Finanças
Caixa Econômica afirma que retenção de recursos do FGTS seguiu obrigações legais
Ministro Luiz Marinho aponta que banco deixou de repassar R$ 7 bilhões a trabalhadores; liberação deve ocorrer agora
A Caixa Econômica Federal informou que não liberou parte dos recursos do Fundo de Garantia do Tempo de Serviço (FGTS) para trabalhadores que optaram pelo saque-aniversário e foram demitidos sem justa causa entre 2020 e 2025, alegando cumprimento de obrigações legais.
Em entrevista ao jornal O Globo, o ministro do Trabalho e Emprego, Luiz Marinho, declarou que o governo pretende liberar R$ 7 bilhões para cerca de 10 milhões de trabalhadores. Segundo o ministro, esse montante teria sido retido indevidamente pela Caixa após a edição de duas medidas provisórias do governo, que autorizaram o saque do FGTS para esse público em 2025.
Em nota enviada à reportagem, a Caixa destacou que, “na qualidade do Agente Operador do FGTS, observa as limitações da legislação vigente e segue as determinações do Conselho Curador do FGTS”.
“O regramento aplicável aos valores bloqueados em garantia decorrentes das operações vinculadas ao Saque Aniversário do FGTS é definido pelo Conselho Curador do FGTS, de acordo com a Lei nº 8.036/1990”, informou o banco.
As fontes próximas ao tema afirmam que a liberação dos valores deve ser relativamente simples, dependendo apenas de uma deliberação do Conselho Curador do Fundo.
O governo Lula editou as medidas provisórias em fevereiro e dezembro do ano passado, evitando a liberação do saque do saldo do FGTS para trabalhadores demitidos sem justa causa entre 2020 e 2025 que retornaram ao saque-aniversário. Os MPs determinaram a retenção nas contas do FGTS apenas dos valores utilizados como garantia em empréstimos vinculados ao saque-aniversário.

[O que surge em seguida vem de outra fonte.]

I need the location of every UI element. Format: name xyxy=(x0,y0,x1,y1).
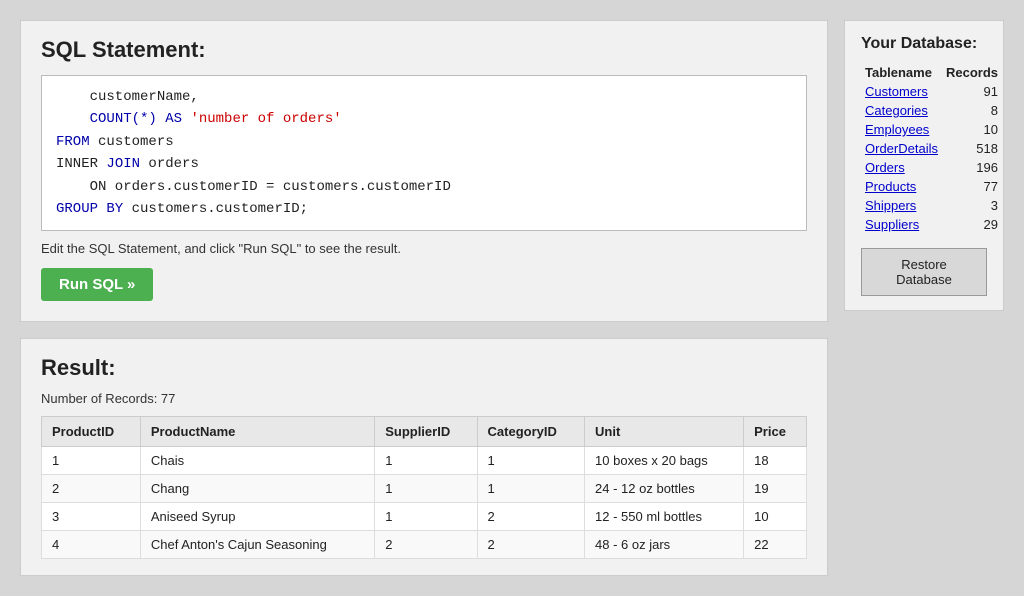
sidebar-table-link[interactable]: Employees xyxy=(861,120,942,139)
sql-hint: Edit the SQL Statement, and click "Run S… xyxy=(41,241,807,256)
result-table: ProductID ProductName SupplierID Categor… xyxy=(41,416,807,559)
cell-productid: 1 xyxy=(42,447,141,475)
result-section: Result: Number of Records: 77 ProductID … xyxy=(20,338,828,576)
sidebar-col-records: Records xyxy=(942,63,1002,82)
sql-section: SQL Statement: customerName, COUNT(*) AS… xyxy=(20,20,828,322)
sidebar-table-records: 8 xyxy=(942,101,1002,120)
sidebar-table-link[interactable]: Customers xyxy=(861,82,942,101)
sidebar-table-row: Categories8 xyxy=(861,101,1002,120)
sql-title: SQL Statement: xyxy=(41,37,807,63)
col-header-productname: ProductName xyxy=(140,417,374,447)
sql-code-2c: 'number of orders' xyxy=(190,111,341,127)
table-row: 2Chang1124 - 12 oz bottles19 xyxy=(42,475,807,503)
col-header-unit: Unit xyxy=(585,417,744,447)
sql-code-3b: customers xyxy=(90,134,174,150)
sql-code-2b: COUNT(*) AS xyxy=(90,111,191,127)
cell-supplierid: 2 xyxy=(375,531,477,559)
col-header-categoryid: CategoryID xyxy=(477,417,585,447)
sidebar-col-tablename: Tablename xyxy=(861,63,942,82)
sidebar-table-records: 29 xyxy=(942,215,1002,234)
cell-productid: 4 xyxy=(42,531,141,559)
cell-unit: 24 - 12 oz bottles xyxy=(585,475,744,503)
sidebar-table-row: Customers91 xyxy=(861,82,1002,101)
cell-unit: 48 - 6 oz jars xyxy=(585,531,744,559)
sql-code-3a: FROM xyxy=(56,134,90,150)
sidebar-table-link[interactable]: Suppliers xyxy=(861,215,942,234)
sidebar-table-row: Employees10 xyxy=(861,120,1002,139)
cell-price: 18 xyxy=(744,447,807,475)
sql-editor[interactable]: customerName, COUNT(*) AS 'number of ord… xyxy=(41,75,807,231)
sidebar-table-row: Orders196 xyxy=(861,158,1002,177)
sql-code-1a: customerName, xyxy=(56,89,199,105)
main-panel: SQL Statement: customerName, COUNT(*) AS… xyxy=(20,20,828,576)
cell-price: 22 xyxy=(744,531,807,559)
cell-supplierid: 1 xyxy=(375,447,477,475)
sidebar-table-records: 91 xyxy=(942,82,1002,101)
sql-code-5a: ON orders.customerID = customers.custome… xyxy=(56,179,451,195)
sidebar-table-link[interactable]: Shippers xyxy=(861,196,942,215)
cell-price: 10 xyxy=(744,503,807,531)
sidebar-table-link[interactable]: Products xyxy=(861,177,942,196)
cell-productname: Chais xyxy=(140,447,374,475)
sidebar-table-link[interactable]: Categories xyxy=(861,101,942,120)
cell-supplierid: 1 xyxy=(375,503,477,531)
sql-code-4a: INNER xyxy=(56,156,106,172)
cell-categoryid: 1 xyxy=(477,447,585,475)
sql-code-4b: JOIN xyxy=(106,156,140,172)
sql-code-6b: customers.customerID; xyxy=(123,201,308,217)
sql-code-6a: GROUP BY xyxy=(56,201,123,217)
sidebar-table-row: OrderDetails518 xyxy=(861,139,1002,158)
cell-productname: Chang xyxy=(140,475,374,503)
col-header-supplierid: SupplierID xyxy=(375,417,477,447)
sidebar: Your Database: Tablename Records Custome… xyxy=(844,20,1004,311)
table-row: 1Chais1110 boxes x 20 bags18 xyxy=(42,447,807,475)
sql-code-2a xyxy=(56,111,90,127)
sidebar-table-records: 77 xyxy=(942,177,1002,196)
cell-unit: 12 - 550 ml bottles xyxy=(585,503,744,531)
col-header-productid: ProductID xyxy=(42,417,141,447)
cell-categoryid: 2 xyxy=(477,531,585,559)
sidebar-table-records: 518 xyxy=(942,139,1002,158)
cell-supplierid: 1 xyxy=(375,475,477,503)
cell-unit: 10 boxes x 20 bags xyxy=(585,447,744,475)
table-row: 4Chef Anton's Cajun Seasoning2248 - 6 oz… xyxy=(42,531,807,559)
run-sql-button[interactable]: Run SQL » xyxy=(41,268,153,301)
restore-database-button[interactable]: Restore Database xyxy=(861,248,987,296)
table-header-row: ProductID ProductName SupplierID Categor… xyxy=(42,417,807,447)
sql-code-4c: orders xyxy=(140,156,199,172)
record-count: Number of Records: 77 xyxy=(41,391,807,406)
table-row: 3Aniseed Syrup1212 - 550 ml bottles10 xyxy=(42,503,807,531)
sidebar-table-records: 10 xyxy=(942,120,1002,139)
cell-price: 19 xyxy=(744,475,807,503)
cell-categoryid: 1 xyxy=(477,475,585,503)
sidebar-table-records: 196 xyxy=(942,158,1002,177)
cell-productname: Chef Anton's Cajun Seasoning xyxy=(140,531,374,559)
sidebar-table-row: Suppliers29 xyxy=(861,215,1002,234)
cell-categoryid: 2 xyxy=(477,503,585,531)
sidebar-table-row: Products77 xyxy=(861,177,1002,196)
sidebar-table-link[interactable]: Orders xyxy=(861,158,942,177)
sidebar-table-row: Shippers3 xyxy=(861,196,1002,215)
sidebar-db-table: Tablename Records Customers91Categories8… xyxy=(861,63,1002,234)
col-header-price: Price xyxy=(744,417,807,447)
sidebar-title: Your Database: xyxy=(861,35,987,53)
result-title: Result: xyxy=(41,355,807,381)
sidebar-table-link[interactable]: OrderDetails xyxy=(861,139,942,158)
sidebar-table-records: 3 xyxy=(942,196,1002,215)
cell-productid: 3 xyxy=(42,503,141,531)
cell-productname: Aniseed Syrup xyxy=(140,503,374,531)
cell-productid: 2 xyxy=(42,475,141,503)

De acordo com o Ministério do Trabalho, as medidas provisórias já permitiram a liberação de aproximadamente R$ 20 bilhões do FGTS.
— Constatamos que há um volume de recursos que a Caixa deixou na conta do trabalhador para que ele tomasse novos (empréstimos). A medida provisória liberou tudo o que era do trabalhador, queremos liberar. Estamos falando de algo em torno de R$ 7 bilhões para cerca de 10 milhões de trabalhadores. Trabalhamos para liberar esse recurso. Na minha avaliação, não precisa de proposta jurídica para liberar. É a Caixa cumprir o que já foi determinado (nos deputados) e que não foi cumprido na totalidade — afirmou Marinho ao O Globo.